Crônicas de um recruta - Parte 3

     Olá amigos, como vão?

     Parece que o Flávio está ganhando vida própria. Eu diria que estou sendo conduzido por ele, e não a contrário...
     É impressionante como as ideias, lembranças e pesquisas vão se entrelaçando quase como se tivessem vontade própria. Passei praticamente o final de semana inteiro escrevendo. Para o seu deleite (oh! pretensão...) adiantei vários fascículos das impressões de um candidato a "reco".
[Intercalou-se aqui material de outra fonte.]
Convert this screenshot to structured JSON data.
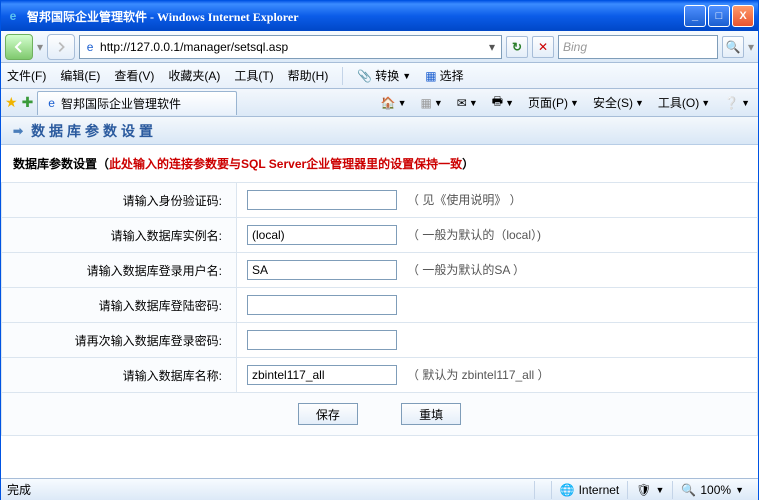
{
  "window": {
    "title": "智邦国际企业管理软件 - Windows Internet Explorer",
    "buttons": {
      "min": "_",
      "max": "□",
      "close": "X"
    }
  },
  "nav": {
    "url": "http://127.0.0.1/manager/setsql.asp",
    "search_placeholder": "Bing"
  },
  "menu": {
    "file": "文件(F)",
    "edit": "编辑(E)",
    "view": "查看(V)",
    "fav": "收藏夹(A)",
    "tools": "工具(T)",
    "help": "帮助(H)",
    "convert": "转换",
    "select": "选择"
  },
  "tab": {
    "label": "智邦国际企业管理软件"
  },
  "toolbar": {
    "page": "页面(P)",
    "safety": "安全(S)",
    "tools": "工具(O)"
  },
  "section": {
    "title": "数据库参数设置"
  },
  "warn": {
    "prefix": "数据库参数设置（",
    "red": "此处输入的连接参数要与SQL Server企业管理器里的设置保持一致",
    "suffix": "）"
  },
  "form": {
    "labels": {
      "auth": "请输入身份验证码",
      "instance": "请输入数据库实例名",
      "user": "请输入数据库登录用户名",
      "pwd": "请输入数据库登陆密码",
      "pwd2": "请再次输入数据库登录密码",
      "dbname": "请输入数据库名称"
    },
    "values": {
      "auth": "",
      "instance": "(local)",
      "user": "SA",
      "pwd": "",
      "pwd2": "",
      "dbname": "zbintel117_all"
    },
    "hints": {
      "auth": "（ 见《使用说明》 ）",
      "instance": "（ 一般为默认的（local）)",
      "user": "（ 一般为默认的SA ）",
      "dbname": "（ 默认为 zbintel117_all ）"
    },
    "buttons": {
      "save": "保存",
      "reset": "重填"
    }
  },
  "status": {
    "done": "完成",
    "zone": "Internet",
    "zoom": "100%"
  }
}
     Bom, sem mais preâmbulos, com vocês a parte 3:




3


     Seis e dez, seis e vinte, seis e meia, dez pras sete... "Mas que diabo! Onde estão esses cabeças quadradas? Será possível que nos fizeram acordar tão cedo apenas para nos dar um chá de banco?" Não conseguia entender o porque desta demora toda. Isto contrariava a fama dos milicos de serem cumpridores do regulamento, metódicos e... pontuais! Parece que a minha mãe estava adivinhando as coisas, eu ia ficar um bom tempo naquele quartel aquele dia.
     Já estava ficando impaciente quando às sete em ponto cinco "rajados" entraram: Dois oficiais, um "sub" e dois primeiro-sargentos. O oficial mais velho era um major, já grisalho, com olhos escuros e duros, um bigodinho preto à la Freddie Mercury bem aparado e um porte um tanto encarquilhado. O outro era bem mais jovem, enorme e troncudo como um viking, olhos azuis e bochechudo, com cara daqueles piás criados a leite-com-pera. Devia ter uns bons dois metros de altura. Dos sargentos, um deles eu já "conhecia". Foi o magrelo que me conduziu até ali. O outro, um cara mais baixo, só que tão troncudo como o "viking". Parecia estar de mau humor, com a cara fechada e jeitão de jagunço. O suboficial era negro, altura mediana e tinha um ar de ser um sujeito boa praça. Era o único que aparentava estar mais à vontade, e não empertigado como os outros que - deduzo eu - deviam achar que estavam num sete de setembro, desfilando para aqueles civis.
     O soldado encarregado de nos "vigiar" afastou-se do seu "corner", bateu continência, virou-se na direção da entrada e saiu. O major, seguido dos demais, subiu numa espécie de palco na parte da frente do auditório e postou-se atrás de uma tribuna, com os outros se posicionando: à esquerda, o "viking" e o "sub"; à direita, os sargentos.
     - Bom dia a todos! - disse o major, numa voz grave, parecida com a do Renato Gaúcho, locutor de uma das rádios da "cidade sorriso"(num sei daonde!).
Um muxoxo em resposta:
     - Bom dia...
    - Sejam bem vindos ao Vigésimo Batalhão de Infantaria Blindada Sargento Max Wolff Filho. Eu sou o major Langarotti. Os senhores por acaso sabem por que estão aqui?
Outro muxoxo:
     - Sim. - responderam, como um bando de crianças cansadas.
     - Não ouvi! - asseverou ele.

"Então vá fazer uma lavagem nas orelhas. Velho como está, deve fazer um tempão que estão entupidas de cera."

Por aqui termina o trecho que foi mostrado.